NY Attorney General tells Pando: Current hotel laws were made with Airbnb in mind

By Cale Guthrie Weissman , written on April 24, 2014

From The News Desk

There's a tech storm a-brewin' in New York.

Earlier this week, the New York state Attorney General Eric Schneiderman submitted an affidavit claiming that, according to an unofficial count, two-thirds of New York City's Airbnb listings are illegal. This was meant to bolster his subpoena for Airbnb's records. Airbnb's response maintained that Scheiderman's request is out of line and that he is, in effect, bullying the company.

At the same time, given the compounding threats by the state, Airbnb subsequently removed numerous egregiously illegal accounts.

Now Schneiderman is making the press rounds to to support his stance while maintaining that he is actually sympathetic to New York's tech sector. Today, the Albany official made an appearance at New York Tech Day -- a New York-centric startup event showcasing nearly 500 hundred startups -- to present an award for "Best Green Startup" to the company EnergyHub. Metal trophy in hand, the man presented the accolade and remarked to the crowd his support for the tech sector

Of course that probably wasn't what was on everyone's mind: Airbnb is.
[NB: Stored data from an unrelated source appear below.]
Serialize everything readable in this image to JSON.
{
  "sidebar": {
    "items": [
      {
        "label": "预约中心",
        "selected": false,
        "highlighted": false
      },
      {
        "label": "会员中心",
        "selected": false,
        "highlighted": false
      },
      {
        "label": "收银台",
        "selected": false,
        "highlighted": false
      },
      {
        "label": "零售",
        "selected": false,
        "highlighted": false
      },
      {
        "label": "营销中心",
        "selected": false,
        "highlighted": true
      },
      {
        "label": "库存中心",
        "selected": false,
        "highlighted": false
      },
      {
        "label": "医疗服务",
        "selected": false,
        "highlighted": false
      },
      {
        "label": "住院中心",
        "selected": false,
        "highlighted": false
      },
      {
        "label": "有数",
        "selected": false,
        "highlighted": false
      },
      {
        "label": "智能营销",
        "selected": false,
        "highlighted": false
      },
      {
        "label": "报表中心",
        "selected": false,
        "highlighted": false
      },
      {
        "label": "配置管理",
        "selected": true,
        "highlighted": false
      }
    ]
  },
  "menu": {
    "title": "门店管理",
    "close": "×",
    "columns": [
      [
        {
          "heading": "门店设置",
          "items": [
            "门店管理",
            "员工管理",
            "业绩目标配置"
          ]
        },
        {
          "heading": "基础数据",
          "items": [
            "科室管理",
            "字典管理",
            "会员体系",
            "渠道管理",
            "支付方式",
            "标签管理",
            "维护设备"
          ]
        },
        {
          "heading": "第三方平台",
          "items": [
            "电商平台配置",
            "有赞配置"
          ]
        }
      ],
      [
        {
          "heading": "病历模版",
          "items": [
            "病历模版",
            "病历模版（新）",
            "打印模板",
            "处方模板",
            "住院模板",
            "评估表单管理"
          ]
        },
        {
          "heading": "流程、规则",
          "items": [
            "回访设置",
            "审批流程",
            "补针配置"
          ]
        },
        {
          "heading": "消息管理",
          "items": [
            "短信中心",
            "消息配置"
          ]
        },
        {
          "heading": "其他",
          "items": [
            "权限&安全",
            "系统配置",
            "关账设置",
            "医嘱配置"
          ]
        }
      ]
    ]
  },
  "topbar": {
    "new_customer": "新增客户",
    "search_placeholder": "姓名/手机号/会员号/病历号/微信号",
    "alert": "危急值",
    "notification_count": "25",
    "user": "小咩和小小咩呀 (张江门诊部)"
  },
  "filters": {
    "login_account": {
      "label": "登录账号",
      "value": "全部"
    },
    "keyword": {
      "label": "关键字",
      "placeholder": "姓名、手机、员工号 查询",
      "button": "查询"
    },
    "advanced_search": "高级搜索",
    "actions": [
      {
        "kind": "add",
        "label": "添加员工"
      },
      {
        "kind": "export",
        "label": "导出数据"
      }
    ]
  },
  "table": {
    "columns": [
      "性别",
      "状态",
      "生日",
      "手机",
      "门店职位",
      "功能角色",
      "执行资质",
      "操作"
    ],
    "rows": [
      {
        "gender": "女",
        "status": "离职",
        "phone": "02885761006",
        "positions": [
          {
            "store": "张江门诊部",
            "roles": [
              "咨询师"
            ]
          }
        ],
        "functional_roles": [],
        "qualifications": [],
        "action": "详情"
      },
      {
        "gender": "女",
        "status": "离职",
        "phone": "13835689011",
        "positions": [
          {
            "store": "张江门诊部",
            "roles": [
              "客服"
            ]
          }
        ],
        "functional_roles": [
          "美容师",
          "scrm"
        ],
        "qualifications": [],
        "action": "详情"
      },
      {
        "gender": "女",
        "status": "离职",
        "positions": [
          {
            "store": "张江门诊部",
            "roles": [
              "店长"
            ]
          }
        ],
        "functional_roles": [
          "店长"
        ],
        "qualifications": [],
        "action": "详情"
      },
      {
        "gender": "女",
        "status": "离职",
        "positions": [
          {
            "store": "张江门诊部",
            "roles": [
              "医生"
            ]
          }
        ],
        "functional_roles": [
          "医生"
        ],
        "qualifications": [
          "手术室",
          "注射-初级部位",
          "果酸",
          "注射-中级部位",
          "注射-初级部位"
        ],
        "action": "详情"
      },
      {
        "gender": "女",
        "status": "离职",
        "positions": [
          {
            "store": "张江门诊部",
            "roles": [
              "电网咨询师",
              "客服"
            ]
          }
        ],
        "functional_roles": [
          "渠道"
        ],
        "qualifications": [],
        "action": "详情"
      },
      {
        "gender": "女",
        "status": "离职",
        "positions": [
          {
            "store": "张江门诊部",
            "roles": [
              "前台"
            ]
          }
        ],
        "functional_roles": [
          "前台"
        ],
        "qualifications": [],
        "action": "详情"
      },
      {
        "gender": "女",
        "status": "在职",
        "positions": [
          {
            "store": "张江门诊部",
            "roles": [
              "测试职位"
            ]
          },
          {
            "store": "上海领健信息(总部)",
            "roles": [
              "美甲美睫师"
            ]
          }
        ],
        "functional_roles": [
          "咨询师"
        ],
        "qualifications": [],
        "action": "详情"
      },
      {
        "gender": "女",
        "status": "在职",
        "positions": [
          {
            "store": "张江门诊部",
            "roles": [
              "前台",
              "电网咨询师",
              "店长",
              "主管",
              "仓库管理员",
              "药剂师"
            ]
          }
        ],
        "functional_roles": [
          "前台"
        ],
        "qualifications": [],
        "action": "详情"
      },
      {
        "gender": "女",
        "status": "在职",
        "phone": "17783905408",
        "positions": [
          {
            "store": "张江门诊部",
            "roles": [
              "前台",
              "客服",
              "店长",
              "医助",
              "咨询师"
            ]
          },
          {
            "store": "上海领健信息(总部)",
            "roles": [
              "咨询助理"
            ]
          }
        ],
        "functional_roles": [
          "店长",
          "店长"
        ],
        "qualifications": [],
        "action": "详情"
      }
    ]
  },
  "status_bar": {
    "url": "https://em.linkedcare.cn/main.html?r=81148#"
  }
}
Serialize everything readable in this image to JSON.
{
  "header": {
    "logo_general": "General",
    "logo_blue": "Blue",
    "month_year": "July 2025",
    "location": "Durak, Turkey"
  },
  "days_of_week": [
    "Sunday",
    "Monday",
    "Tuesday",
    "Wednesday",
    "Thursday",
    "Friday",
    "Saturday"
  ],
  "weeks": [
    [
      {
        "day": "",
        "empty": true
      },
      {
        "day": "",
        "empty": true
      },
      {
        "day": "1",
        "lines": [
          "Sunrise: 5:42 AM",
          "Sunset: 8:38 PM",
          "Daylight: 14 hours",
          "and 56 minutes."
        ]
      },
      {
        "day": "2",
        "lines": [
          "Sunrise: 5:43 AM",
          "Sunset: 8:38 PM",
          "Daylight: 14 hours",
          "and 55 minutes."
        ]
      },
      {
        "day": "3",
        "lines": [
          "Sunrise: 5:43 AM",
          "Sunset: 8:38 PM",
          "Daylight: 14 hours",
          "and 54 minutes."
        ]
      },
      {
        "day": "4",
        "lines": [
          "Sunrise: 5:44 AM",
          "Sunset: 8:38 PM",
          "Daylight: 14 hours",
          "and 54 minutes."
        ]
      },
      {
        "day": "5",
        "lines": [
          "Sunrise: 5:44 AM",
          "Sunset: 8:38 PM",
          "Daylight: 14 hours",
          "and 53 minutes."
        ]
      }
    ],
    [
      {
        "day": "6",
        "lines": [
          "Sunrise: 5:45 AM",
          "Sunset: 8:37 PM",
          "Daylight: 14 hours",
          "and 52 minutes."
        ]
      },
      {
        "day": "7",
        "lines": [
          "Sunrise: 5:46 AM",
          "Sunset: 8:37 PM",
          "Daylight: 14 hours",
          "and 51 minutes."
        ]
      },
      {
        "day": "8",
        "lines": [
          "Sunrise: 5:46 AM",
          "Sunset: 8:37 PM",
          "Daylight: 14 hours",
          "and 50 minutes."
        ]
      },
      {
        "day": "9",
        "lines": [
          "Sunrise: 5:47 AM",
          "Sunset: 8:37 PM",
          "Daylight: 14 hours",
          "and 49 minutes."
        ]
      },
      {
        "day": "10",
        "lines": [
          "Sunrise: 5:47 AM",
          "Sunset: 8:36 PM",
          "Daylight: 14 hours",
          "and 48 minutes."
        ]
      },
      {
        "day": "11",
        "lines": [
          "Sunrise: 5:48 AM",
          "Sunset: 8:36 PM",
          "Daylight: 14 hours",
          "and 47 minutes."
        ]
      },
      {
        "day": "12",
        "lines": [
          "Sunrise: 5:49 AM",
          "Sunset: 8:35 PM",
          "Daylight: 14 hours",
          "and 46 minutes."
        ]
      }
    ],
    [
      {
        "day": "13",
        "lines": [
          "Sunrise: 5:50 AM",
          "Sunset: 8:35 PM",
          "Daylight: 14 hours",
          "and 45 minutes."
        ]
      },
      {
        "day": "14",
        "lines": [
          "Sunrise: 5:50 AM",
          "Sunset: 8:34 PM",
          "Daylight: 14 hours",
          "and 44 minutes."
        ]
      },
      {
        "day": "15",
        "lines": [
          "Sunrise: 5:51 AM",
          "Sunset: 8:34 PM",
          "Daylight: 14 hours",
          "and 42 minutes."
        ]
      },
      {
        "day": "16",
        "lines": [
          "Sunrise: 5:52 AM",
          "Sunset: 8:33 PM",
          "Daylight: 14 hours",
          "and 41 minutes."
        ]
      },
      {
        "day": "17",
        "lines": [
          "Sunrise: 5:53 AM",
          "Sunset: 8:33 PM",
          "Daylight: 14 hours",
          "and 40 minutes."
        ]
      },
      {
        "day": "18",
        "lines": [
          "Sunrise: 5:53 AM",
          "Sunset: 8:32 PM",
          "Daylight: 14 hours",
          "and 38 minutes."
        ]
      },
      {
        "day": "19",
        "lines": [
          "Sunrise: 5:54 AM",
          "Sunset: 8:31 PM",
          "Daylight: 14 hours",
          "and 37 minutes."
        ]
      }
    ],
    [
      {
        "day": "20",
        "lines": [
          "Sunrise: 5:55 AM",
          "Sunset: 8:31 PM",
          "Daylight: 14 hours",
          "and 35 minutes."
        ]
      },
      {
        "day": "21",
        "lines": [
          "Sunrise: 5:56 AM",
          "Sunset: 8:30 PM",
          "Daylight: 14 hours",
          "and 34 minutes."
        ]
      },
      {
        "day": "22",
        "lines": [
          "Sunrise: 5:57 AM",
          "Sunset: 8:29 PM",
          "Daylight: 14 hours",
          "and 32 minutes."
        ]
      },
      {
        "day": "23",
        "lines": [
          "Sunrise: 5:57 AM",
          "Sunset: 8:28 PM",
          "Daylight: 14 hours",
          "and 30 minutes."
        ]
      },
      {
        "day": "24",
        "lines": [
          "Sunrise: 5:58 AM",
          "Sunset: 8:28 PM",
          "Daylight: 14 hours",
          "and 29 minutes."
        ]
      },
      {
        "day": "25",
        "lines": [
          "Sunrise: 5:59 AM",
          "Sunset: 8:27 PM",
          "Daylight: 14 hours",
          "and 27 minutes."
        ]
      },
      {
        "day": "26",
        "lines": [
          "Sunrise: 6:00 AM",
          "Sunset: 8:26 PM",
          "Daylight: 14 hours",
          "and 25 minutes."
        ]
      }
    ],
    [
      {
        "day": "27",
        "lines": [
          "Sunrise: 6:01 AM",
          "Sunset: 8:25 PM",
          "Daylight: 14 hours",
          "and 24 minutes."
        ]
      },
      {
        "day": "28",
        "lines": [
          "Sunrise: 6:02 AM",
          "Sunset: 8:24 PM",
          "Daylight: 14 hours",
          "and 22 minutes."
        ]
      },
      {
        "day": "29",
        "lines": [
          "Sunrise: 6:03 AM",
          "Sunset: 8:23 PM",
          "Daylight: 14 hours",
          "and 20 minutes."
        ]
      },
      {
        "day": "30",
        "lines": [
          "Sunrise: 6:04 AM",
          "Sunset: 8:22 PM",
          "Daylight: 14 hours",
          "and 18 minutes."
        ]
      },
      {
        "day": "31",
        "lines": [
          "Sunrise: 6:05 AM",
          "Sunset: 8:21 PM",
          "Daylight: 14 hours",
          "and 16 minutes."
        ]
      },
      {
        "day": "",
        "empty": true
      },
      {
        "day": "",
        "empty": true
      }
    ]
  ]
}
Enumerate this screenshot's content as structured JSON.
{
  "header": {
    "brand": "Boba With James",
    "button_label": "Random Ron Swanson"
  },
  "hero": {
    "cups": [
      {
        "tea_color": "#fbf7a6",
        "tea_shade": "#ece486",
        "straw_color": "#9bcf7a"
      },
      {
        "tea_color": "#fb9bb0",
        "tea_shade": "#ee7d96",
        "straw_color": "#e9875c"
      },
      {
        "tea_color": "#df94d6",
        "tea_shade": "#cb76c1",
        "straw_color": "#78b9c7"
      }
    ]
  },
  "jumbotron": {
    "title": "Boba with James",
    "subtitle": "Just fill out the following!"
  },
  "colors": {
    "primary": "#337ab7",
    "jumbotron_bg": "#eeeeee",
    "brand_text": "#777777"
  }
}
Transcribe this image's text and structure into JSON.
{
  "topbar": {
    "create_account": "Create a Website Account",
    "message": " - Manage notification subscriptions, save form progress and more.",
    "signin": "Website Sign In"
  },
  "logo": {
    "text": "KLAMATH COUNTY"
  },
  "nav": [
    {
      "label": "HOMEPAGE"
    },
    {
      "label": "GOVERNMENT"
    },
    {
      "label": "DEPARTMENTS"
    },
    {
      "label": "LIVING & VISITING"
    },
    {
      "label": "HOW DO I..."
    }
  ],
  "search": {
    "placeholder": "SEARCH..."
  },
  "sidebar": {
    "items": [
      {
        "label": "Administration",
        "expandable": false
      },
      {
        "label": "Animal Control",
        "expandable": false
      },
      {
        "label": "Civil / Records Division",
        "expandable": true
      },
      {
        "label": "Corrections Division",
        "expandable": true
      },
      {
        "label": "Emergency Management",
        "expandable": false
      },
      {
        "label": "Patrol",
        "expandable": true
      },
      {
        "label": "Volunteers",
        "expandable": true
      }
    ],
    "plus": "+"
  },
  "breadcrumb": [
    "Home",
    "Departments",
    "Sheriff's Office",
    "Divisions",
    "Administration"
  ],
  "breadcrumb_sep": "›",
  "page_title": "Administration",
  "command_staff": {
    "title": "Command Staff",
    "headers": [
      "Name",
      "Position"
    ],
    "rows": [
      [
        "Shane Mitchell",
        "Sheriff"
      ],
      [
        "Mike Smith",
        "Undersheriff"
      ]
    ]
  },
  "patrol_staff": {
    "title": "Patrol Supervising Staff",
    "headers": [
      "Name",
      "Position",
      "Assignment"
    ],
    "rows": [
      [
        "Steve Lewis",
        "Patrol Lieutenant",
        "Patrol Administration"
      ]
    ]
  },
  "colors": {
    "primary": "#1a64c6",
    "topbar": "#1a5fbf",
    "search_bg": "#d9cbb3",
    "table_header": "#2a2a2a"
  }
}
Following his brief remarks, while he began peruse the numerous startup booths, Pando asked him his stance about San Francisco's Board of Supervisor's current legislative attempt to make the platform more legal.

The Attorney General didn't seem too enthusiastic about the prospect, saying the San Francisco attorney just went into court yesterday to enforce existing laws. "I'm not sure he would view [these attempts] as them working with him."

Schneiderman explained that current attempts to change the occupancy law are inevitable, yet out of his hands. "The law always have to be adjusted to accommodate new technology," he said. "But right now we have existing laws."

Further, his request for data isn't out of left field, he says; it's to ensure that tenants and tourists are protected. Nor does he see New York's occupancy law as archaic; it was passed in 2010. "[The law] was passed when Airbnb was in business, with them in mind," he stated mildly.

He furthered this claim earlier today when he told press at a Crain's New York business breakfast that he's confident "more than 50%" of the company's revenue comes from illegal hotels.

Airbnb wouldn't agree. It has continually reiterated its belief that it is boosting New York's economy, and that the laws, as they currently stand, are unfair toward the type of commerce it creates.

The only resolution to come, it seems, will be handed down by a judge. Either Airbnb will have to fork over the data, potentially damaging its New York business, or the current occupancy law will be deemed unfair for businesses like Airbnb. Schneiderman remains steadfast in his pursuit to hold the company accountable, using the law as his backdrop.

As he put it, "I'm just enforcing it until they change the law."